For the opening segment:
- start the narration with a short framing line that tells the viewer what they will learn
- then move directly into the first visible step without adding filler

### Step 3 - Generate narration

Generate one narration clip per segment with `speak`.

For each clip:
- pass `play=false` so the run produces the audio file without local playback side effects
- provide an explicit `output_path` for the segment file
- set `language` when the user requests a specific narration language
- use one consistent voice unless the tutorial explicitly needs variation
- preserve segment ordering in filenames
- keep one clip per segment
- record actual clip duration in `voiceover-package.md`

Do not silently change the meaning of the tutorial during speech generation.

### Step 4 - Assemble the video with ffmpeg

Use `ffmpeg` for:
- image-to-video segment creation
- audio muxing
- optional light transitions
- segment concatenation
- final export normalization

Build the timing plan from the real audio durations plus a small readability buffer.

If subtitles are useful, derive them directly from the segment narration and timing plan.

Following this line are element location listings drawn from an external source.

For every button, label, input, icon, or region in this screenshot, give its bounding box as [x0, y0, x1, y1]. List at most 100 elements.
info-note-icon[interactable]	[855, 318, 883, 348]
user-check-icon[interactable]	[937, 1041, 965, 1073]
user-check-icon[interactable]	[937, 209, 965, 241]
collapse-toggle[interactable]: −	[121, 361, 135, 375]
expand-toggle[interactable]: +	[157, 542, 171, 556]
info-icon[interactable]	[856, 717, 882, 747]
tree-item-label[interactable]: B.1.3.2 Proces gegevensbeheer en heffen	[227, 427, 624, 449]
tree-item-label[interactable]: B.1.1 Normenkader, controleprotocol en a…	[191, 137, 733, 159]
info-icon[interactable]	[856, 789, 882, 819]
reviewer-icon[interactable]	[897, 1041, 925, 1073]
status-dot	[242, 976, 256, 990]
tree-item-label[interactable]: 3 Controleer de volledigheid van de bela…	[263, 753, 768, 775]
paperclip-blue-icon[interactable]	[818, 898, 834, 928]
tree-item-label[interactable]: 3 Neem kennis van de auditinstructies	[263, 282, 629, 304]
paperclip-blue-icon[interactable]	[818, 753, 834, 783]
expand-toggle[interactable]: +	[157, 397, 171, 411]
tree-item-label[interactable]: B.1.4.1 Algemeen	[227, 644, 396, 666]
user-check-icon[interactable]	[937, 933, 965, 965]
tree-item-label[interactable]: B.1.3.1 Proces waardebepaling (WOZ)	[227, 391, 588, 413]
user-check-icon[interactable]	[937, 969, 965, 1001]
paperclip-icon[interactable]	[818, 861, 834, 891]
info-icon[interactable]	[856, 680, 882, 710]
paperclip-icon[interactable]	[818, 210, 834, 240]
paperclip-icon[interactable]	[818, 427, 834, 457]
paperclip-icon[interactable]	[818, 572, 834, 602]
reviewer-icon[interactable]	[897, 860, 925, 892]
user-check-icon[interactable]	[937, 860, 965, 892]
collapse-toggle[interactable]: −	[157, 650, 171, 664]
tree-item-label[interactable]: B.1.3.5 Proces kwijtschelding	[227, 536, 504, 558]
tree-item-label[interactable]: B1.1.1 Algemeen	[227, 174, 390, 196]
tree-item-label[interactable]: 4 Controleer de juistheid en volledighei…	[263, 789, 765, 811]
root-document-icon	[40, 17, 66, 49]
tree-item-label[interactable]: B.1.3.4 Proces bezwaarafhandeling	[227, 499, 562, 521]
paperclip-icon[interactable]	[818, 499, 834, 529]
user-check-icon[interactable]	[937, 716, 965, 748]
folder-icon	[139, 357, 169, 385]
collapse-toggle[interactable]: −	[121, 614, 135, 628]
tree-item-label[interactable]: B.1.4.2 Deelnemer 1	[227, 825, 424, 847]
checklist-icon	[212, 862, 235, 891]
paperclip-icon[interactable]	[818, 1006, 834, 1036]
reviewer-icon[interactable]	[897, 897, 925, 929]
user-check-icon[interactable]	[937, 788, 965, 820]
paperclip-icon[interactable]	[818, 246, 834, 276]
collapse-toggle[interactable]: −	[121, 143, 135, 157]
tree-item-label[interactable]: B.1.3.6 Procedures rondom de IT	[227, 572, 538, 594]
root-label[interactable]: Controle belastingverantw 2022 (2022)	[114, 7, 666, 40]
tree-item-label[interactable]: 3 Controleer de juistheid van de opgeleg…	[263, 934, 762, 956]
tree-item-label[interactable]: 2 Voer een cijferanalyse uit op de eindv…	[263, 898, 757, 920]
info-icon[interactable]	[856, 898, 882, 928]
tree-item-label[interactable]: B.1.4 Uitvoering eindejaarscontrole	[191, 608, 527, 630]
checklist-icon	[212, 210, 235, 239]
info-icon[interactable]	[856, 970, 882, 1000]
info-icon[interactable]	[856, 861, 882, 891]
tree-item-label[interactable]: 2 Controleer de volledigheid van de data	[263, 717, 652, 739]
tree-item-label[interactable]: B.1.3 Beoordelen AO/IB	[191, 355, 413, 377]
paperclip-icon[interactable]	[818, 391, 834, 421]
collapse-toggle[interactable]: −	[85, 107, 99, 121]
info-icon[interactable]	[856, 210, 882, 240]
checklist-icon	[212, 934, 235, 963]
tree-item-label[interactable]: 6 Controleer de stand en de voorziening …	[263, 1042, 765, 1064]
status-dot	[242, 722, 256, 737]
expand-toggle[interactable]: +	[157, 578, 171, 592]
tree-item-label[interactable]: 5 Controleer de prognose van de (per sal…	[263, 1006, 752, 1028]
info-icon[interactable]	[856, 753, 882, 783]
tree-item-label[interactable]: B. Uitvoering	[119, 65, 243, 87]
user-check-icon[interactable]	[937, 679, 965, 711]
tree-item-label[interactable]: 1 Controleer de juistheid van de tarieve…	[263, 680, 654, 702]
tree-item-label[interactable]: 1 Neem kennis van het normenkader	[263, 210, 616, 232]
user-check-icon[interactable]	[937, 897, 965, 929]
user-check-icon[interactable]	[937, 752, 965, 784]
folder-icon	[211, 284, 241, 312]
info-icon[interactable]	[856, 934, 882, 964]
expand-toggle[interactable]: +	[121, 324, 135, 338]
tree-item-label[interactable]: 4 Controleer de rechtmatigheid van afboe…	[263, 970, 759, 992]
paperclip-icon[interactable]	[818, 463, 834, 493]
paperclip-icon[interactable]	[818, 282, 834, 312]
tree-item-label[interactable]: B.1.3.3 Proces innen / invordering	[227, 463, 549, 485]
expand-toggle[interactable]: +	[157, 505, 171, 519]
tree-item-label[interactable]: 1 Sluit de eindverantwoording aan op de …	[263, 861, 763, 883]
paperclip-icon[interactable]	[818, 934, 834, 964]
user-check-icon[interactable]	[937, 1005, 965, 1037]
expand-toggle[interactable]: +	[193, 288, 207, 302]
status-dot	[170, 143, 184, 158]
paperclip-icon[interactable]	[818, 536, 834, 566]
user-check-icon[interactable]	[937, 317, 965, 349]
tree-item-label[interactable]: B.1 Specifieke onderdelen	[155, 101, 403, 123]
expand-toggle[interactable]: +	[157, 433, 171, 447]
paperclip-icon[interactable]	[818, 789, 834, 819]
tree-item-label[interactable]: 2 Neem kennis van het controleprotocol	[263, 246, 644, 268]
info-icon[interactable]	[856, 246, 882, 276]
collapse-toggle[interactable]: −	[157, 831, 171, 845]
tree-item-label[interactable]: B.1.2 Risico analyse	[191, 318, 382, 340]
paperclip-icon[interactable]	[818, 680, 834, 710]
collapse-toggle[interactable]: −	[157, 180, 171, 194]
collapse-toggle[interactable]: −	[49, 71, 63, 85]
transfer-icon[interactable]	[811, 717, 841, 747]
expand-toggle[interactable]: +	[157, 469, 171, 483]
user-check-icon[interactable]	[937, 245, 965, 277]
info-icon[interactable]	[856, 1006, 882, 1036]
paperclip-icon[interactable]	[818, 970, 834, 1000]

### Step 5 - Package the outputs

`video-package.md` should capture:
- final video path
- export resolution and frame rate
- segment timing summary
- subtitle path, if created
- exact `ffmpeg` command(s) used
- residual risks or known limitations

## Blocking Rules

- If screenshots are missing or out of order in a way that makes the tutorial misleading, stop and ask for the missing screenshot or sequencing clarification.
- If the raw notes are too vague or contradictory to support truthful narration, stop and ask for the minimum clarification.
- Prefer a short, accurate tutorial over a longer but speculative one.

## Tone

- Stay instructional, visually grounded, and production-aware.